Don’t hold your anger in; instead, let it go, by breathing it out. Don’t let it go as pain; instead, let it go as your own acceptance. But your acceptance should be viewed not as a sign of your own weakness but as a statement of your own communication to yourself that getting angry will never solve the problem anyway or right away.

·Then, remind yourself that anger is always present to serve a purpose to release some deeper issues, problems, and internal conflicts that you may be carrying in your own bag and baggage all these years. It’s always better to release anger than to turn it around to destroy yourself.
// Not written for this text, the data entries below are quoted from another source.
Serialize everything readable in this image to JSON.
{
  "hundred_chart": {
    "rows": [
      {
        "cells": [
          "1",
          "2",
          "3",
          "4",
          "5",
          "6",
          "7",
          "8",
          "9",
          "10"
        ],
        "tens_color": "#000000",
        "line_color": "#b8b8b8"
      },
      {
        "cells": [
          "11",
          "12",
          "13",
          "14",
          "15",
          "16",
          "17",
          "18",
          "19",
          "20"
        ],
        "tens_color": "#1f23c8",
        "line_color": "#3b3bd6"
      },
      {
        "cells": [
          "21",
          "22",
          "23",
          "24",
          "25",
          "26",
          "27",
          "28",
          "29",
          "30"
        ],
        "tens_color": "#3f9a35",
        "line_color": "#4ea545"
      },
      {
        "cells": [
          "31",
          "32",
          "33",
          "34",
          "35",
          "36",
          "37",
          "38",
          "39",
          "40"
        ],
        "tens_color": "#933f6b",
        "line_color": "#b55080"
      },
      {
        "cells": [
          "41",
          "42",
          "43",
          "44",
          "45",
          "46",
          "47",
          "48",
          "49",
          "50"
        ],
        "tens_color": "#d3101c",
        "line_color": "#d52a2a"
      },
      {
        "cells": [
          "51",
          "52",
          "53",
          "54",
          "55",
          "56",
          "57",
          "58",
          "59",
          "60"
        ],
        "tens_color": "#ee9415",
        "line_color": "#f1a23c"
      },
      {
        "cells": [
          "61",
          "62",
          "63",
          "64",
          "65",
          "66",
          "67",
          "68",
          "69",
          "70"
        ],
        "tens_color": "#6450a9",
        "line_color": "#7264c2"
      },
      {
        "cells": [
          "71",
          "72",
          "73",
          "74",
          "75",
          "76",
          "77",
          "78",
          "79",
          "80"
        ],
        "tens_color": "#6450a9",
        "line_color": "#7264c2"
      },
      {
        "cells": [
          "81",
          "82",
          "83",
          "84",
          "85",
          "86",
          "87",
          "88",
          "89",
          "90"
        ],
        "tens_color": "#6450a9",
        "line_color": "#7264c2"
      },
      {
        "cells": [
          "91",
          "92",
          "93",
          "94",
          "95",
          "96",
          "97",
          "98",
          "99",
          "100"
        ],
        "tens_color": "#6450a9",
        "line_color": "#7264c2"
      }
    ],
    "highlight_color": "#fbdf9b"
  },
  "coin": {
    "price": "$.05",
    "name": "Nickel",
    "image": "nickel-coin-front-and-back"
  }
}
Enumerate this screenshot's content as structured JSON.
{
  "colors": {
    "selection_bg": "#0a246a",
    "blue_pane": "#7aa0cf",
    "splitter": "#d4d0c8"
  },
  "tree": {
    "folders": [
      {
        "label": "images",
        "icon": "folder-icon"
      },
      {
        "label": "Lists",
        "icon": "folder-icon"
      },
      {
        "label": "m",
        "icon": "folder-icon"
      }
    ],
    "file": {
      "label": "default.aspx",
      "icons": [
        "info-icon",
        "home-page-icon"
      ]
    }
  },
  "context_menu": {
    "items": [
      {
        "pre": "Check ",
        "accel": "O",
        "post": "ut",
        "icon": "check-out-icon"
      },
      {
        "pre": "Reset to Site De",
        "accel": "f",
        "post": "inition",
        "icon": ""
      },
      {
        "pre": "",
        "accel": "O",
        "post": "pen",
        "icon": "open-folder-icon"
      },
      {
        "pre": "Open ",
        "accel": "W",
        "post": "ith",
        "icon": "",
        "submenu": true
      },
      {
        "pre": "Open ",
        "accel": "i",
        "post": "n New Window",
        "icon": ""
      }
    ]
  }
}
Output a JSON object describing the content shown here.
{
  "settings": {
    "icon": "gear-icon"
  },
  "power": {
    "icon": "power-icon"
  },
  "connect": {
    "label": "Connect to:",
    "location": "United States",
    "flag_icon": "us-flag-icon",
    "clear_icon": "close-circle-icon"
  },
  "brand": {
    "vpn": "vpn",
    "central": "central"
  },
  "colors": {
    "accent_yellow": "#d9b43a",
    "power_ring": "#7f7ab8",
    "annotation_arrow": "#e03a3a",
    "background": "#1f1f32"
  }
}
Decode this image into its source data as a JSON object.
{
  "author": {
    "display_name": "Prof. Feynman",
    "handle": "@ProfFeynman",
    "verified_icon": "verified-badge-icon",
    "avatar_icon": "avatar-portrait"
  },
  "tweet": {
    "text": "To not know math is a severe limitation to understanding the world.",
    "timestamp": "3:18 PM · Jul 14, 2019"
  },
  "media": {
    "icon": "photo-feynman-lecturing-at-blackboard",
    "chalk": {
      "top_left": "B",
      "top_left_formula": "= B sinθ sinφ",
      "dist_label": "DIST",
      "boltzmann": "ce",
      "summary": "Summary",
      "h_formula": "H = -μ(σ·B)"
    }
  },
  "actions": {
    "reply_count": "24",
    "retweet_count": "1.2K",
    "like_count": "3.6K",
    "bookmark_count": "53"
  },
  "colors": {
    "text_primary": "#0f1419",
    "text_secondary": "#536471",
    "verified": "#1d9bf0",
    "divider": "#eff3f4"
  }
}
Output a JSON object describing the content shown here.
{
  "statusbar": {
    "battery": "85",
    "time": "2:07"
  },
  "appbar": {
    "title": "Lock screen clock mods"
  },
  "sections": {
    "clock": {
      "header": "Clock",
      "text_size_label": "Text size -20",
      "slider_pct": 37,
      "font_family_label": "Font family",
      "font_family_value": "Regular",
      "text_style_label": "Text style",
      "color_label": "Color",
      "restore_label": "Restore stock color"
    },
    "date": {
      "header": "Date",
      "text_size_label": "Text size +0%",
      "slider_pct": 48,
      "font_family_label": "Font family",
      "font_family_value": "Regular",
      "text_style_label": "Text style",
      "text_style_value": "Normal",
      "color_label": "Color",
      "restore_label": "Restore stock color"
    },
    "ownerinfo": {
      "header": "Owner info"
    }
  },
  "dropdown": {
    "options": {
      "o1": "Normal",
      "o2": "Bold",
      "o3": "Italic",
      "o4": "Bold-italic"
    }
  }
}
But suppressing your anger is also self-destructive, as the negative energy redirects itself back into your own body. Anger is always a path of destruction. Resolve anger by developing habits that may release internal conflicts in a constructive manner before it can be released as rage.


Joy and sadness

Any positive emotion, such as joy, in excess may also become negative. It’s not uncommon that many people experience winter blues right after Christmas and the New Year celebration.

Worry

Of all the other negative human emotions, worry is the least useful, and serves no purpose at all. Worry is about the future and the unknown.

The reality

Your emotions and feelings are cherished and nourished by the traits of your personality. So, change your personality as much as possible, or at least adapt and adjust it to comply with that of your marriage partner. Marriage is about change, including that of personality.

Remember, the world always reflects your actions. If you change, the world around you will also change. In the same manner, if you lash out in rage, then the world lashes back at you with that same rage causing you internal pain or grief that still has to be addressed and resolved. That’s the reality of living a married life with anger and rage.